Berufung gegen Abweisung der Höhergruppierungsklage wegen unzureichendem Vortrag zurückgewiesen
KI-Zusammenfassung
Der Kläger begehrt ab 01.01.1995 Höhergruppierung nach BAT. Das Arbeitsgericht wies die Klage ab; die Berufung bleibt erfolglos. Die Kammer befand, der Kläger habe nicht substantiiert dargelegt, dass seine Tätigkeit zu mindestens der Hälfte aus den für die höheren Vergütungsgruppen maßgeblichen Arbeitsvorgängen bestehe oder eine erhebliche Heraushebung durch erhöhte Verantwortung vorliege.
Ausgang: Berufung des Klägers gegen Abweisung der Höhergruppierungsklage als unbegründet zurückgewiesen
Abstrakte Rechtssätze
Bei einer Eingruppierungsfeststellungsklage obliegt dem Arbeitnehmer die Darlegung der Tatsachen, aus denen sich die zutreffende Eingruppierung ergibt.
Für den Anspruch auf Höhergruppierung ist maßgeblich, dass die Tätigkeit zeitlich mindestens zur Hälfte aus Arbeitsvorgängen besteht, die den qualifizierenden Merkmalen der angestrebten Vergütungsgruppe entsprechen.
Die Kammer im Zivilprozess ist nicht befugt, zu eigenen Amtsermittlungen im Umfang der vom Kläger geforderten Feststellungen zu schreiten; mangels substantiiertem Vortrag bleibt eine abweichende Würdigung ausgeschlossen.
Für eine Eingruppierung in eine höhere Vergütungsgruppe, die eine erhebliche Heraushebung verlangt, muss dargelegt werden, dass das Maß der Verantwortung die in der niedrigeren Gruppe bereits vorausgesetzte Verantwortung deutlich übersteigt.
Vorinstanzen
Arbeitsgericht Wesel, 5 Ca 38/97
Leitsatz
HöhergruppierungsklageZutreffende Eingruppierung eines Sozialarbeiters als Leiter der Betreuungs stelle mit Wahrnehmung der Aufgaben einer Betreuungsbehörde.
Tenor
Die Berufung des Klägers gegen das Urteil des Arbeitsgerichts Wesel vom 27.03.1997 - 5 Ca 38/97 - wird auf Kosten des Klägers zurückgewiesen.
Die Revision wird zugelassen.
Streitwert: unverändert.
Tatbestand
Die Parteien streiten über die tarifgerechte Eingruppierung des Klägers nach dem BAT für die Zeit ab 01.01.1995.

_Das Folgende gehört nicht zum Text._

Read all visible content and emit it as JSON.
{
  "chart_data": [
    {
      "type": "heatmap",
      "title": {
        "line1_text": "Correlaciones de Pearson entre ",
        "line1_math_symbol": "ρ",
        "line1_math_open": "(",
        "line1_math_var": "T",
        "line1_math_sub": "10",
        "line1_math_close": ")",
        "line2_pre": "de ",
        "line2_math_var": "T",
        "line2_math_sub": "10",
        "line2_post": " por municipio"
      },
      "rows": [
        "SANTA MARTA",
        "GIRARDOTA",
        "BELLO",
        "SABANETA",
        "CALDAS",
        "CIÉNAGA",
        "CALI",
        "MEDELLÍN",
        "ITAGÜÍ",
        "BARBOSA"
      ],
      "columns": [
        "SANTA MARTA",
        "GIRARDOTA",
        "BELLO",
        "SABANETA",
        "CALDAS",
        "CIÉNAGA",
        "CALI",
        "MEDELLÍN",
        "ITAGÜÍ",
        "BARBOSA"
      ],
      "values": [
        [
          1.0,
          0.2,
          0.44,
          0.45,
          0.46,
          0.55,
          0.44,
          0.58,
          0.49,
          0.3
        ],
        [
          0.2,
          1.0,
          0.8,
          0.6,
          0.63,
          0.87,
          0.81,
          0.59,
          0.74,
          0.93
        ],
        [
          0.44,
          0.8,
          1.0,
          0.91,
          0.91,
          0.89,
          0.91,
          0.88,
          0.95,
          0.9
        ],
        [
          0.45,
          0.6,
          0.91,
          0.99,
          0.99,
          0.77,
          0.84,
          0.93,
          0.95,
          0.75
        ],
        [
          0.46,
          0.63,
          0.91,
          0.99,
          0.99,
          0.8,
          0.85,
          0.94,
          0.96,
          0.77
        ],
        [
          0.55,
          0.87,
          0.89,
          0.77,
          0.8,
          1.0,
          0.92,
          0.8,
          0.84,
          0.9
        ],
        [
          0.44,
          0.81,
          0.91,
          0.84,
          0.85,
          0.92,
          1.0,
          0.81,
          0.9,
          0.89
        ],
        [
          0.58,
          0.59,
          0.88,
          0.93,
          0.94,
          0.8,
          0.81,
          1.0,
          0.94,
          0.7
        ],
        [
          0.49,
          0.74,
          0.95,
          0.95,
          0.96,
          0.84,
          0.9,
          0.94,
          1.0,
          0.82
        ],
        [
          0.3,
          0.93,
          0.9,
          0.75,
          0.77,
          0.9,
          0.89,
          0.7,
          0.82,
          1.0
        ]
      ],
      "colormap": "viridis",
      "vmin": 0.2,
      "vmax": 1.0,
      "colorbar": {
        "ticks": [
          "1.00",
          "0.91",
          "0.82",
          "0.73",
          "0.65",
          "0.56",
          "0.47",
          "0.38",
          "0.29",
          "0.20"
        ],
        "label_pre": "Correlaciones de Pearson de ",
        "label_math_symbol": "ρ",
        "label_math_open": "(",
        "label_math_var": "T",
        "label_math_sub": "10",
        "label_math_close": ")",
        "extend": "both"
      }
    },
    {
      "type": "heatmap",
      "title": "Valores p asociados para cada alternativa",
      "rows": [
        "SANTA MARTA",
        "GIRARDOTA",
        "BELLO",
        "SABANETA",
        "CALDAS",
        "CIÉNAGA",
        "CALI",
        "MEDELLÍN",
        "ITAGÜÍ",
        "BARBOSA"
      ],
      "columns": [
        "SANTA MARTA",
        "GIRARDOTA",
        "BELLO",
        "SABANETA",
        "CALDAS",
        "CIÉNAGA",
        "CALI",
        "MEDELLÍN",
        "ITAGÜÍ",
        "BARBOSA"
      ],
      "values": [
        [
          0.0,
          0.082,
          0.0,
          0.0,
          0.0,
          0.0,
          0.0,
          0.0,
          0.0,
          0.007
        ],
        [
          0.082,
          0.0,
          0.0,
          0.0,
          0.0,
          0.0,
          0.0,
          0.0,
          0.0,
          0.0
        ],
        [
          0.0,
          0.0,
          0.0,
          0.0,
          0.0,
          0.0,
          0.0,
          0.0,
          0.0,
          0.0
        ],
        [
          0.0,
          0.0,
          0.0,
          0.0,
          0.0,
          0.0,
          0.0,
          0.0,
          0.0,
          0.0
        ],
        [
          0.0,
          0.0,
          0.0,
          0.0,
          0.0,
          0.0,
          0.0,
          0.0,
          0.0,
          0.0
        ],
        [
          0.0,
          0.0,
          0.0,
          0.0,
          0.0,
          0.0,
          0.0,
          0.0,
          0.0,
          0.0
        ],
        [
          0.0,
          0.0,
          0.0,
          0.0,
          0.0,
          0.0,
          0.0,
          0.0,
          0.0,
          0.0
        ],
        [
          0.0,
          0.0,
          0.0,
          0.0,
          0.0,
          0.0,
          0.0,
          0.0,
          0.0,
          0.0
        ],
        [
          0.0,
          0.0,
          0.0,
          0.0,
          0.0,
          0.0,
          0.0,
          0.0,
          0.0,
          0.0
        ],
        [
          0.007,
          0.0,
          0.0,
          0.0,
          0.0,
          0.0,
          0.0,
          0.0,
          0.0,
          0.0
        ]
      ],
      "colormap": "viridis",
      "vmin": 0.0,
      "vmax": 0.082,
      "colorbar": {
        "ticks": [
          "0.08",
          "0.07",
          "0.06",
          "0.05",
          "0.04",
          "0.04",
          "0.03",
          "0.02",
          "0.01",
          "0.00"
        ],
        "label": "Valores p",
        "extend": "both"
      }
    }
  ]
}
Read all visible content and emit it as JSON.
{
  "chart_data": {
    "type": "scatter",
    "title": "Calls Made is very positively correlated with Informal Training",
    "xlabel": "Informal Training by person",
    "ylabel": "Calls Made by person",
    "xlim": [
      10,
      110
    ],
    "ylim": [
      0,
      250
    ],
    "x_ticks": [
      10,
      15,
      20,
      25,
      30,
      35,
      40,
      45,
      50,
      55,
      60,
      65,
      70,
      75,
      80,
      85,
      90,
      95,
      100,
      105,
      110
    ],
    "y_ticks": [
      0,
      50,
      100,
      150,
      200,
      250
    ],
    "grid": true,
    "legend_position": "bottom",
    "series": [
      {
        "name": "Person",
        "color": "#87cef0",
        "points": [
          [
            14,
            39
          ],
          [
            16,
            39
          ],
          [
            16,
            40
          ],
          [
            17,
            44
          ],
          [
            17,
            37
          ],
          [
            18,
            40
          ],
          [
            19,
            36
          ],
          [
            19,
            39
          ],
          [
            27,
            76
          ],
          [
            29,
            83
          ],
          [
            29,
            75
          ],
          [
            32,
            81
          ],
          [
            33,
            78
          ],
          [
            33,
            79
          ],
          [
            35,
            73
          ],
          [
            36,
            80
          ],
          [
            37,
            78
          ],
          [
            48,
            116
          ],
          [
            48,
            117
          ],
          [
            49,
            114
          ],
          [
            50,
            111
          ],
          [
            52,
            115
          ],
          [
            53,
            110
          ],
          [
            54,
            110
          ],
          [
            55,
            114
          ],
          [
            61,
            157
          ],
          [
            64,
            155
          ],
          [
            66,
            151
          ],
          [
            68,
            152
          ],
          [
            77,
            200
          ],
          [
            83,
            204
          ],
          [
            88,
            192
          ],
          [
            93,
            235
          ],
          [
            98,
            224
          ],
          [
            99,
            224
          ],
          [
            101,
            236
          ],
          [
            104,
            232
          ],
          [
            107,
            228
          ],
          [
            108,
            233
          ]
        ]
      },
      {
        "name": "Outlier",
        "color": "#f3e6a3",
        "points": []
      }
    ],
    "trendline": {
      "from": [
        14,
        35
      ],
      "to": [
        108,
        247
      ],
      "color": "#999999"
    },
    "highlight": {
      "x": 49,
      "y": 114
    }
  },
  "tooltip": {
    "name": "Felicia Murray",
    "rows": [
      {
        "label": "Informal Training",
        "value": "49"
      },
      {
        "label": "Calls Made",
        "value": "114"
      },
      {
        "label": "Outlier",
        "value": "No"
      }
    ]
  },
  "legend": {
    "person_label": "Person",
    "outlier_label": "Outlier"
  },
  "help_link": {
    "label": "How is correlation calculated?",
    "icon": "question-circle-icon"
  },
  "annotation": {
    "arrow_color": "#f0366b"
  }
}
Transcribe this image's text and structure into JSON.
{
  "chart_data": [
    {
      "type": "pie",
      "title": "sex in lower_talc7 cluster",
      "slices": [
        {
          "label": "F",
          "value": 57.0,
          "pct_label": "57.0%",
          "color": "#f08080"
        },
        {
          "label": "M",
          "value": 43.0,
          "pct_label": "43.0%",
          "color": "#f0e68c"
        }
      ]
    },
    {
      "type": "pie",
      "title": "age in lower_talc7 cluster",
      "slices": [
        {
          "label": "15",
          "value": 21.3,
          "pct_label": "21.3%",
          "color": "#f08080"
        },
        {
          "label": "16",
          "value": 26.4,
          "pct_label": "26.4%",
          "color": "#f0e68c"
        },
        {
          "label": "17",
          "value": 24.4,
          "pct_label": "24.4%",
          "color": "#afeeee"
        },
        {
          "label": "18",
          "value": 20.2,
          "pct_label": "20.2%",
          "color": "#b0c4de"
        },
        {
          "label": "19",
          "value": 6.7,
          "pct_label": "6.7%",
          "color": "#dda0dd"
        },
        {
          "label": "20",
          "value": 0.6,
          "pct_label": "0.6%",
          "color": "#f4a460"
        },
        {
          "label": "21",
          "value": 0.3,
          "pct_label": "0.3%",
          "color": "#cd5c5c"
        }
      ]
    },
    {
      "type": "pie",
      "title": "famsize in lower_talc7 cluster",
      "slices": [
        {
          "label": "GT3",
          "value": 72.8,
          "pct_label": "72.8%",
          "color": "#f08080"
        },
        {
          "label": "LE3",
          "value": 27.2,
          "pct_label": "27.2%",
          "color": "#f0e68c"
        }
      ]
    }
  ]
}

Der Kläger, der neben seiner Fachhochschulausbildung eine wissenschaftliche Hochschulausbildung als Diplom-Pädagoge absolviert hat, ist bei der beklagten Stadt aufgrund eines Arbeitsvertrages vom 20.04.1977 ab dem 01.05.1977 als Sozialarbeiter eingestellt worden. Auf das Arbeitsverhältnis finden ausweislich des § 2 des Arbeitsvertrages der BAT vom 23.02.1961, der Bezirkszusatztarifvertrag hierzu und die diese Tarifverträge ergänzenden, ändernden oder ersetzenden Tarifverträge in ihrer jeweils geltenden Fassung Anwendung. Daneben finden die für Angestellte des Arbeitgebers jeweils geltenden sonstigen Tarifverträge Anwendung.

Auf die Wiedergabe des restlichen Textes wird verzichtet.